Housing’s recovery begins with a single step but the forward movement has been hesitant. The overall trend appears to be upward bound but that does not mean that it has been or will be a steady growth. Single-family permits, the earliest signal of housing’s health, hesitated early in the year but returned to a steady albeit slow increase since. New-home sales have ratcheted up and down since the beginning of 2009 although the trend has been upward. Existing-home sales have bounced around the low 3 million mark on an annual basis for more than three quarters.
A hesitant housing recovery as that described above is not a typical housing recovery. Single-family housing starts usually bottom about two quarters before the end of a recession. As the recession ends, single-family starts average monthly growth rates between 5 percent and 8 percent. The soft upturn in single-family starts that began in January has not produced the kind of growth typical of an early recovery, and the NAHB forecast for 2010 does not envision the strong performance usually experienced in a “normal” housing recovery.
The reasons for a slower-than-normal housing recovery occupy headlines and comply with basic economics—too much supply and not enough demand. The number of homes on the market is significantly larger than the demand, and that number is expected to expand as foreclosures grow.
The Census Bureau reports over two million vacant homes for sale, which includes newly built homes, and the National Association of Realtors reports almost 4 million existing homes for sale, which includes most of the vacant homes. There are less than 150,000 newly built and completed homes for sale, so the vast majority of the excess lies in the existing-home inventory.
Job losses will aggravate the over-supply of for-sale homes as laid-off workers cannot meet their mortgage payments and cannot sell their homes at a price that will allow them to pay off the mortgage. For the near term, unemployment is a much bigger foreclosure driver than interest rate resets or inappropriate mortgage instruments. Since job losses typically continue beyond a recovery in output, and foreclosures extend beyond that, the supply of foreclosed homes will continue to feed the excess into mid-2010. The excess need not be run down before new homes can be sold, but the overload will continue to put downward pressure on prices.
Under normal conditions, an inventory of fewer than 300,000 newly built homes for sale would be quite comfortable.
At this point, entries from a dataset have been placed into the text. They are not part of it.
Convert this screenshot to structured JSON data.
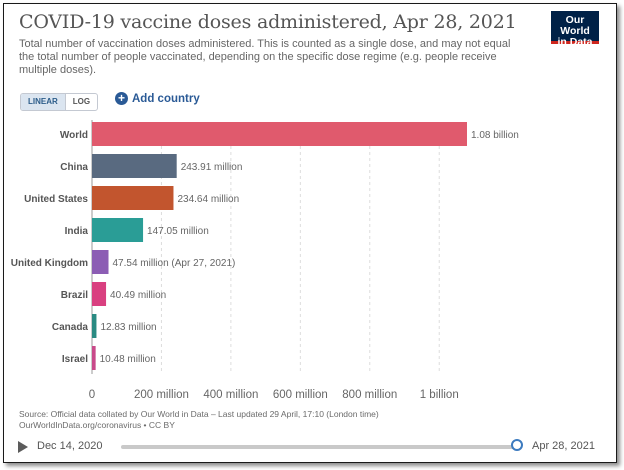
{
  "header": {
    "title": "COVID-19 vaccine doses administered, Apr 28, 2021",
    "subtitle": "Total number of vaccination doses administered. This is counted as a single dose, and may not equal the total number of people vaccinated, depending on the specific dose regime (e.g. people receive multiple doses).",
    "logo_line1": "Our World",
    "logo_line2": "in Data"
  },
  "controls": {
    "linear_label": "LINEAR",
    "log_label": "LOG",
    "active_scale": "linear",
    "add_country_label": "Add country"
  },
  "chart_data": {
    "type": "bar",
    "orientation": "horizontal",
    "title": "COVID-19 vaccine doses administered, Apr 28, 2021",
    "categories": [
      "World",
      "China",
      "United States",
      "India",
      "United Kingdom",
      "Brazil",
      "Canada",
      "Israel"
    ],
    "values": [
      1080000000,
      243910000,
      234640000,
      147050000,
      47540000,
      40490000,
      12830000,
      10480000
    ],
    "value_labels": [
      "1.08 billion",
      "243.91 million",
      "234.64 million",
      "147.05 million",
      "47.54 million (Apr 27, 2021)",
      "40.49 million",
      "12.83 million",
      "10.48 million"
    ],
    "colors": [
      "#e05a6d",
      "#596a80",
      "#c2552e",
      "#2a9d96",
      "#8c5db4",
      "#d94080",
      "#2a8a82",
      "#c94a8a"
    ],
    "x_ticks": [
      0,
      200000000,
      400000000,
      600000000,
      800000000,
      1000000000
    ],
    "x_tick_labels": [
      "0",
      "200 million",
      "400 million",
      "600 million",
      "800 million",
      "1 billion"
    ],
    "xlim": [
      0,
      1080000000
    ],
    "grid": "vertical-dashed",
    "xlabel": "",
    "ylabel": ""
  },
  "footer": {
    "source_line1": "Source: Official data collated by Our World in Data – Last updated 29 April, 17:10 (London time)",
    "source_line2": "OurWorldInData.org/coronavirus • CC BY"
  },
  "timeline": {
    "start_label": "Dec 14, 2020",
    "end_label": "Apr 28, 2021",
    "position": 1.0
  }
}
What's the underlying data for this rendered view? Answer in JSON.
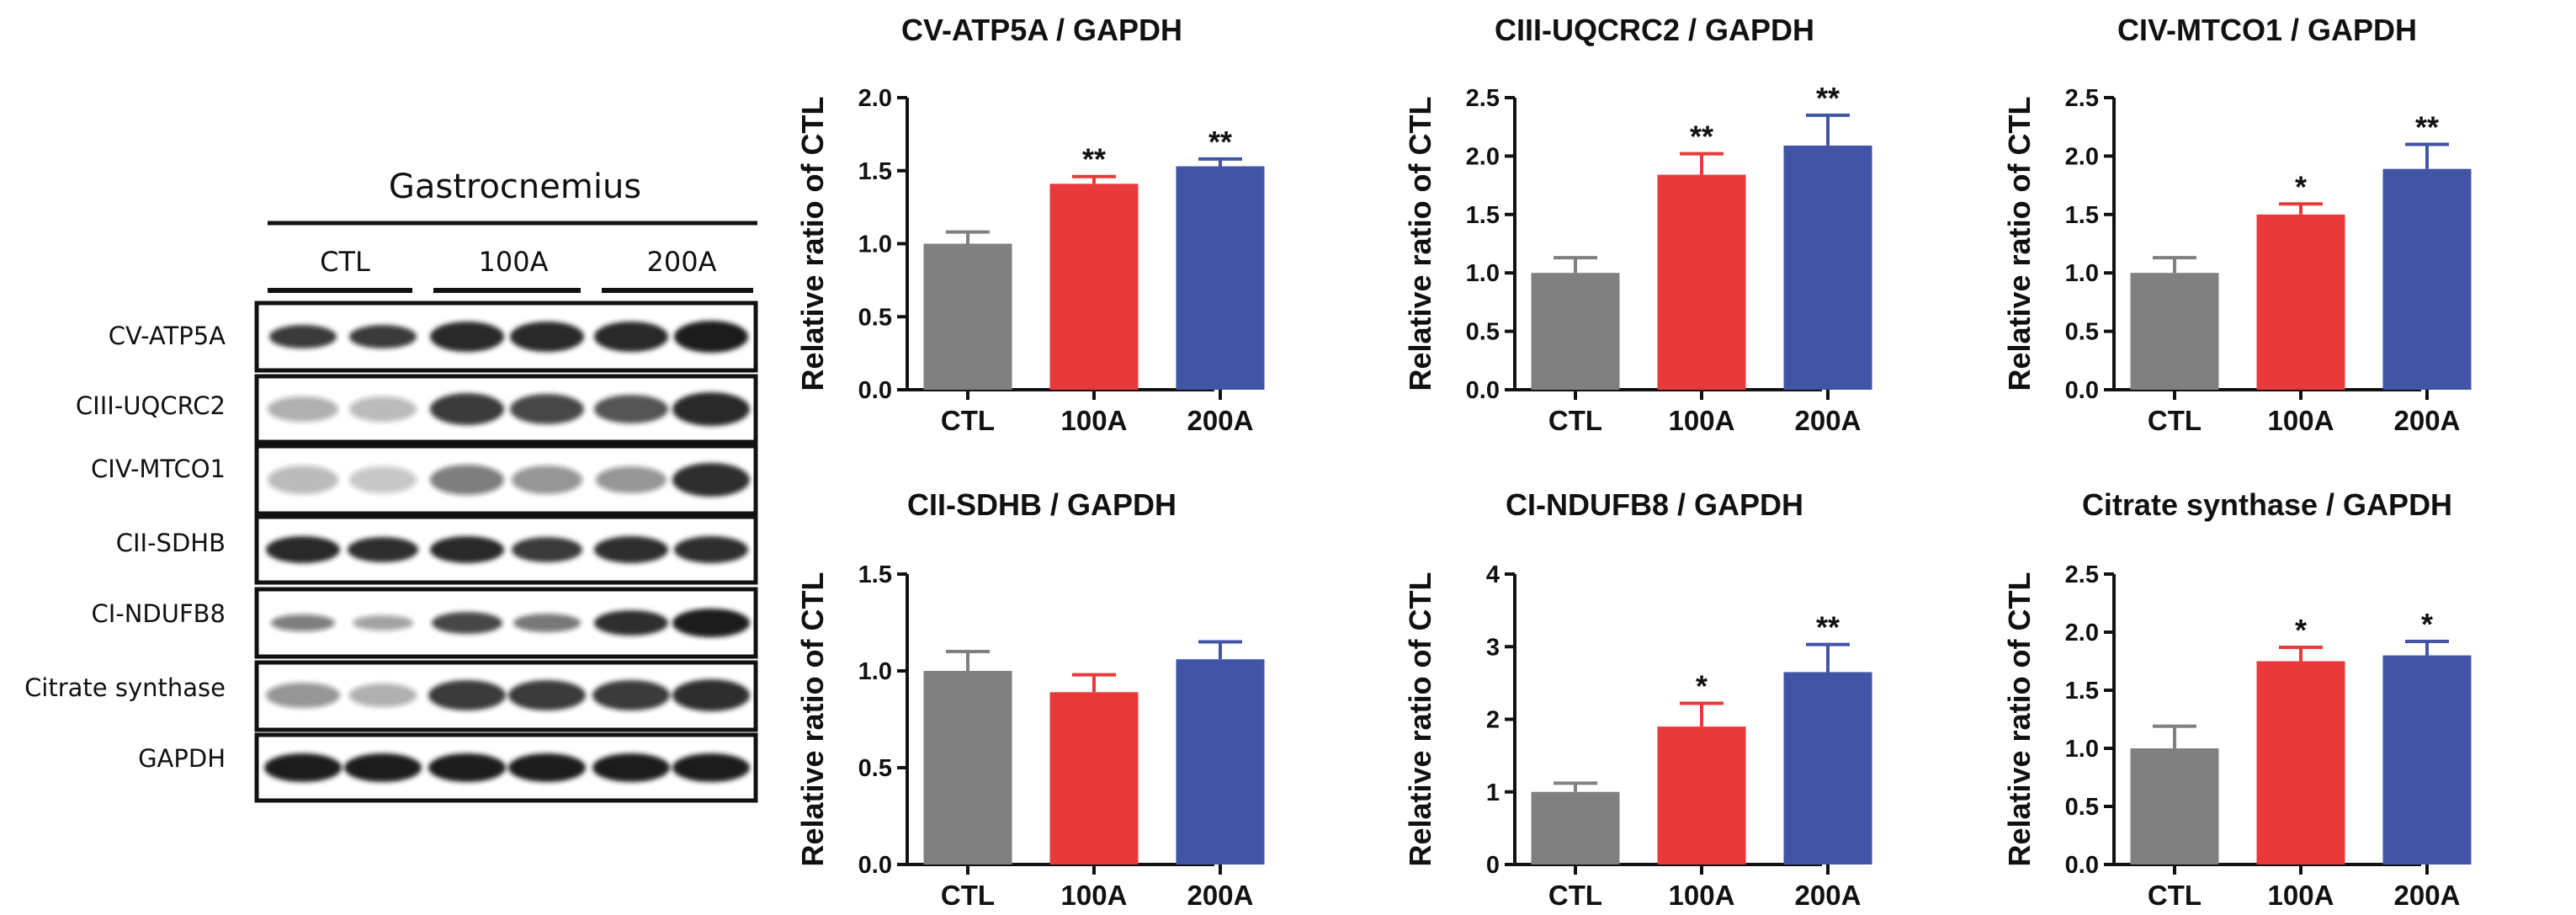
{
  "western_blot": {
    "tissue": "Gastrocnemius",
    "groups": [
      "CTL",
      "100A",
      "200A"
    ],
    "proteins": [
      "CV-ATP5A",
      "CIII-UQCRC2",
      "CIV-MTCO1",
      "CII-SDHB",
      "CI-NDUFB8",
      "Citrate synthase",
      "GAPDH"
    ]
  },
  "chart_data": [
    {
      "type": "bar",
      "title": "CV-ATP5A / GAPDH",
      "ylabel": "Relative ratio of CTL",
      "categories": [
        "CTL",
        "100A",
        "200A"
      ],
      "values": [
        1.0,
        1.41,
        1.53
      ],
      "errors": [
        0.08,
        0.05,
        0.05
      ],
      "significance": [
        "",
        "**",
        "**"
      ],
      "colors": [
        "#808080",
        "#e83a3a",
        "#4254a6"
      ],
      "ylim": [
        0,
        2.0
      ],
      "yticks": [
        0.0,
        0.5,
        1.0,
        1.5,
        2.0
      ],
      "ytick_labels": [
        "0.0",
        "0.5",
        "1.0",
        "1.5",
        "2.0"
      ]
    },
    {
      "type": "bar",
      "title": "CIII-UQCRC2 / GAPDH",
      "ylabel": "Relative ratio of CTL",
      "categories": [
        "CTL",
        "100A",
        "200A"
      ],
      "values": [
        1.0,
        1.84,
        2.09
      ],
      "errors": [
        0.13,
        0.18,
        0.26
      ],
      "significance": [
        "",
        "**",
        "**"
      ],
      "colors": [
        "#808080",
        "#e83a3a",
        "#4254a6"
      ],
      "ylim": [
        0,
        2.5
      ],
      "yticks": [
        0.0,
        0.5,
        1.0,
        1.5,
        2.0,
        2.5
      ],
      "ytick_labels": [
        "0.0",
        "0.5",
        "1.0",
        "1.5",
        "2.0",
        "2.5"
      ]
    },
    {
      "type": "bar",
      "title": "CIV-MTCO1 / GAPDH",
      "ylabel": "Relative ratio of CTL",
      "categories": [
        "CTL",
        "100A",
        "200A"
      ],
      "values": [
        1.0,
        1.5,
        1.89
      ],
      "errors": [
        0.13,
        0.09,
        0.21
      ],
      "significance": [
        "",
        "*",
        "**"
      ],
      "colors": [
        "#808080",
        "#e83a3a",
        "#4254a6"
      ],
      "ylim": [
        0,
        2.5
      ],
      "yticks": [
        0.0,
        0.5,
        1.0,
        1.5,
        2.0,
        2.5
      ],
      "ytick_labels": [
        "0.0",
        "0.5",
        "1.0",
        "1.5",
        "2.0",
        "2.5"
      ]
    },
    {
      "type": "bar",
      "title": "CII-SDHB / GAPDH",
      "ylabel": "Relative ratio of CTL",
      "categories": [
        "CTL",
        "100A",
        "200A"
      ],
      "values": [
        1.0,
        0.89,
        1.06
      ],
      "errors": [
        0.1,
        0.09,
        0.09
      ],
      "significance": [
        "",
        "",
        ""
      ],
      "colors": [
        "#808080",
        "#e83a3a",
        "#4254a6"
      ],
      "ylim": [
        0,
        1.5
      ],
      "yticks": [
        0.0,
        0.5,
        1.0,
        1.5
      ],
      "ytick_labels": [
        "0.0",
        "0.5",
        "1.0",
        "1.5"
      ]
    },
    {
      "type": "bar",
      "title": "CI-NDUFB8 / GAPDH",
      "ylabel": "Relative ratio of CTL",
      "categories": [
        "CTL",
        "100A",
        "200A"
      ],
      "values": [
        1.0,
        1.9,
        2.65
      ],
      "errors": [
        0.12,
        0.32,
        0.38
      ],
      "significance": [
        "",
        "*",
        "**"
      ],
      "colors": [
        "#808080",
        "#e83a3a",
        "#4254a6"
      ],
      "ylim": [
        0,
        4
      ],
      "yticks": [
        0,
        1,
        2,
        3,
        4
      ],
      "ytick_labels": [
        "0",
        "1",
        "2",
        "3",
        "4"
      ]
    },
    {
      "type": "bar",
      "title": "Citrate synthase / GAPDH",
      "ylabel": "Relative ratio of CTL",
      "categories": [
        "CTL",
        "100A",
        "200A"
      ],
      "values": [
        1.0,
        1.75,
        1.8
      ],
      "errors": [
        0.19,
        0.12,
        0.12
      ],
      "significance": [
        "",
        "*",
        "*"
      ],
      "colors": [
        "#808080",
        "#e83a3a",
        "#4254a6"
      ],
      "ylim": [
        0,
        2.5
      ],
      "yticks": [
        0.0,
        0.5,
        1.0,
        1.5,
        2.0,
        2.5
      ],
      "ytick_labels": [
        "0.0",
        "0.5",
        "1.0",
        "1.5",
        "2.0",
        "2.5"
      ]
    }
  ]
}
However, the current selling pace is so much lower that it would take eight to 10 months to sell the inventory at current demand rather than a more comfortable four to six months.
Consumer attitudes have improved as measured by the Michigan Consumer Sentiment and the Conference Board Consumer Confidence Indexes. But both measures have taken a step back in previous months and the attitudes toward buying a home have also seesawed since the beginning of 2009. The overall consumer attitude measures as well as the outlook for a home purchase are more positive now than at the beginning of the year. The NAHB-Wells Fargo Housing Market Index of builder sentiment has also shown improvement since March although not without a one-point dip in June.
Unfortunately, uncertainty breeds uncertainty so potential home buyers remain on the sidelines as the unsold inventory head winds persist. From a very low base of home buying, very small changes in consumer attitudes and underlying economic drivers swing demand back and forth. As house prices stabilize and employment losses slow and turn positive, buyers will gain more enthusiasm for buying a home. Low mortgage rates, the first-time home buyer tax credit, and low home prices have made buying a home very affordable. The recovery will persist, but it will be a bumpy one.